4.000 policiers et militaires surveillent le sommet Biden-Poutine à Genève: voici le scénario d’une journée sous haute tension

‘Restez chez vous aujourd’hui’, c’est le conseil que donnent les autorités aux habitants de Genève. La ville suisse a été transformée en véritable forteresse pour le sommet entre le président américain Joe Biden et son homologue russe Vladimir Poutine.

  • Le sommet doit débuter à 13 heures. Nous verrons si le président russe sera à l’heure. Vladimir Poutine n’a pas peur d’arriver en retard afin de donner un petit coup psychologique à ses interlocuteurs. Le président américain Joe Biden est arrivé à Genève mardi après-midi, après avoir passé deux jours à Bruxelles.
  • Le lieu de l’événement est la Villa La Grange, une bâtisse du XVIIIe siècle située dans un grand parc au bord du lac de Genève. La sécurité de la villa et du parc est en place depuis environ une semaine, avec notamment des clôtures en métal et des fils barbelés.

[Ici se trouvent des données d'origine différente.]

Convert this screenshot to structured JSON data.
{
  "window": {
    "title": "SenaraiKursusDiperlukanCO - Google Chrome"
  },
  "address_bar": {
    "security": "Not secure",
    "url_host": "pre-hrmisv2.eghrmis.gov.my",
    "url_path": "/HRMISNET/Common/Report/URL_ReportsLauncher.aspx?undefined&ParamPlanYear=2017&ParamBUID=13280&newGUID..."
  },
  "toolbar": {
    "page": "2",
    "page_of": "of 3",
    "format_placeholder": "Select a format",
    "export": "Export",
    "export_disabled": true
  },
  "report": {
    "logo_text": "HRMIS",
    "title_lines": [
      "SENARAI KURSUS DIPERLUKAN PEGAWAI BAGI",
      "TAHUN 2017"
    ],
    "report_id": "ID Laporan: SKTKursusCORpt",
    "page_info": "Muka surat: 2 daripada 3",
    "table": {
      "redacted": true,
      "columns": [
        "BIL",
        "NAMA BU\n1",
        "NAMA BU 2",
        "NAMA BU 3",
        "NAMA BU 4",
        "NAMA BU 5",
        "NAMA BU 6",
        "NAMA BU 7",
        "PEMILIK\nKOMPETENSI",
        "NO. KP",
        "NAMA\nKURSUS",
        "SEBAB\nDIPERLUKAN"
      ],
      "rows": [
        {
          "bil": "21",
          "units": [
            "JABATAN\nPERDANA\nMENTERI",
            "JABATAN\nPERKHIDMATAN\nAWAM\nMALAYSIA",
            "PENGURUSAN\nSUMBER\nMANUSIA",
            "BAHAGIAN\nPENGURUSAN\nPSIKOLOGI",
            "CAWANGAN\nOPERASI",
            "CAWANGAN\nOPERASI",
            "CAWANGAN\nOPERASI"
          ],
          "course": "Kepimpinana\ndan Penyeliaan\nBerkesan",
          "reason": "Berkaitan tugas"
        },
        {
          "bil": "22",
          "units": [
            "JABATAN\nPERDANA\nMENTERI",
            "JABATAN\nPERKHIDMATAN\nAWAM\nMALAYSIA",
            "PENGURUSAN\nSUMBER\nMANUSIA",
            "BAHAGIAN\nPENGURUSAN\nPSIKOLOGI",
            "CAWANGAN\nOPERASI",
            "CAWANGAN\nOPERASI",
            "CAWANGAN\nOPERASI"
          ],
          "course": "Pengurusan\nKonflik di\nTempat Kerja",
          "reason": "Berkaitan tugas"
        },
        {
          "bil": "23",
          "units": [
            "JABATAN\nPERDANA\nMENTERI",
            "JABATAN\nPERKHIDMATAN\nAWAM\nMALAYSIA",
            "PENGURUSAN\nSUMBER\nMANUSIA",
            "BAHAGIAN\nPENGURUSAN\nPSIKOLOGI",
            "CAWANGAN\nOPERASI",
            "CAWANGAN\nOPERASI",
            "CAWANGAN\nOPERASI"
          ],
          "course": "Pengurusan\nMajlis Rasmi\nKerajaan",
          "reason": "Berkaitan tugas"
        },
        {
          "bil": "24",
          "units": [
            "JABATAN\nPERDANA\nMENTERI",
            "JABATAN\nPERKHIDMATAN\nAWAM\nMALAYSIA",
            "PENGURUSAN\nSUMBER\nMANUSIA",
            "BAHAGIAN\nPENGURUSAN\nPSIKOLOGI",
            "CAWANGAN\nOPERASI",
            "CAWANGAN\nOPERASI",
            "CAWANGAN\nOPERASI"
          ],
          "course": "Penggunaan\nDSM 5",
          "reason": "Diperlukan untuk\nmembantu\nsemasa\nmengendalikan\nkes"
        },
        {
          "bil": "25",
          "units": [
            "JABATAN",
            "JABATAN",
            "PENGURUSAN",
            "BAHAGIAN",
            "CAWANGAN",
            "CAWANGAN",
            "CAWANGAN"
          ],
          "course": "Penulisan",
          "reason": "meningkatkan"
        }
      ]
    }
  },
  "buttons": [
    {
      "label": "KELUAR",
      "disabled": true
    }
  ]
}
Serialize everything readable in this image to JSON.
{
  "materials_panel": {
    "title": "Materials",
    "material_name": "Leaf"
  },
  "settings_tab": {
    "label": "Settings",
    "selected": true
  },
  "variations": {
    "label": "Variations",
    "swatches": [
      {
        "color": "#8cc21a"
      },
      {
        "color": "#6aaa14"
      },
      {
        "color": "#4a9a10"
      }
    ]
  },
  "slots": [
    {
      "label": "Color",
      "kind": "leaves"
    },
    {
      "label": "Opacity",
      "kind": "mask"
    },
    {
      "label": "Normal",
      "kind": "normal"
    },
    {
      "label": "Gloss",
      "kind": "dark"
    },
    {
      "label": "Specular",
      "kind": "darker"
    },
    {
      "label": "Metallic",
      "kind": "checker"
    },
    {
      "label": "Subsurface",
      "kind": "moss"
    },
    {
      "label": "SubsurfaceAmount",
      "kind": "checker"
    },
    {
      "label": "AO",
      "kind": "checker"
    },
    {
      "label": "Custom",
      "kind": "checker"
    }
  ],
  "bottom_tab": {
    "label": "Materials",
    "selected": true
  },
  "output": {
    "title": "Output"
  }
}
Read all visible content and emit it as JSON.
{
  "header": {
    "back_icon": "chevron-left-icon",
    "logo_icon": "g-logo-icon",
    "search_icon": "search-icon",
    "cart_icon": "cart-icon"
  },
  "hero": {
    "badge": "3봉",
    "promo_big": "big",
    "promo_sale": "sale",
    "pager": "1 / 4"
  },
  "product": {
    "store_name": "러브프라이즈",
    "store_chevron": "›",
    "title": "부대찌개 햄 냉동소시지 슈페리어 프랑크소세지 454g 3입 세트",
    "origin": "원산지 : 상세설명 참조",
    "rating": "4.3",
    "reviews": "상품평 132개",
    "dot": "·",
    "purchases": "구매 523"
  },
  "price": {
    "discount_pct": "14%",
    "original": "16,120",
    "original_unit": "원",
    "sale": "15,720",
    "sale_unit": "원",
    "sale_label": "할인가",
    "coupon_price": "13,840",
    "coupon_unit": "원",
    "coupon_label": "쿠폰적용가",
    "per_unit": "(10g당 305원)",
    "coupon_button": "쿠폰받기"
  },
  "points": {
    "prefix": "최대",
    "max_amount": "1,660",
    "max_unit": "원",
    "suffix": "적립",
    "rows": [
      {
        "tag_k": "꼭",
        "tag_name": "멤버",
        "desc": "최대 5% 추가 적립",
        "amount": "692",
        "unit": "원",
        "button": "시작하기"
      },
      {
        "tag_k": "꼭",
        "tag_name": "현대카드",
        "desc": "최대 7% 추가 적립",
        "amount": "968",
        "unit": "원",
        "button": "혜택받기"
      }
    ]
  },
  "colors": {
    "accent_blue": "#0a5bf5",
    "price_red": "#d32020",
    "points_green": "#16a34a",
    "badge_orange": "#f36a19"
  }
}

  • La zone environnante a été bouclée. Un total de 4.000 agents, soldats et autres services de sécurité sont déployés pour assurer la sécurité des délégations américaine et russe. Et l’armée de l’air suisse surveille l’espace aérien.
  • Il est conseillé aux habitants de Genève de travailler à domicile ce mercredi. Les bateaux ne sont pas autorisés à sortir du port tandis que les drones sont interdits.
Genève à la veille du sommet USA-Russie – Isopix
  • Les discussions devraient durer environ 5 heures, en plusieurs sessions, et avec des délégations limitées (les deux présidents et leurs ministres des Affaires étrangères) et élargies. Il n’y aurait pas de longues pauses intégrées au scénario. Il n’a pas été décidé à l’avance s’il y aurait ou non une réunion en tête-à-tête entre les deux présidents.
  • L’ordre du jour est rempli de sujets sensibles:
    • Le rôle de la Russie dans les récentes cyberattaques contre les États-Unis.
    • La souveraineté de l’Ukraine.
    • Le retour éventuel des ambassadeurs respectifs en Russie et aux États-Unis.
    • De possibles échanges de prisonniers.
    • Le sort du leader d’opposition russe Alexei Navalny (même si Vladimir Poutine estime qu’il s’agit là d’une question purement intérieure).
    • La relance de l’accord nucléaire iranien.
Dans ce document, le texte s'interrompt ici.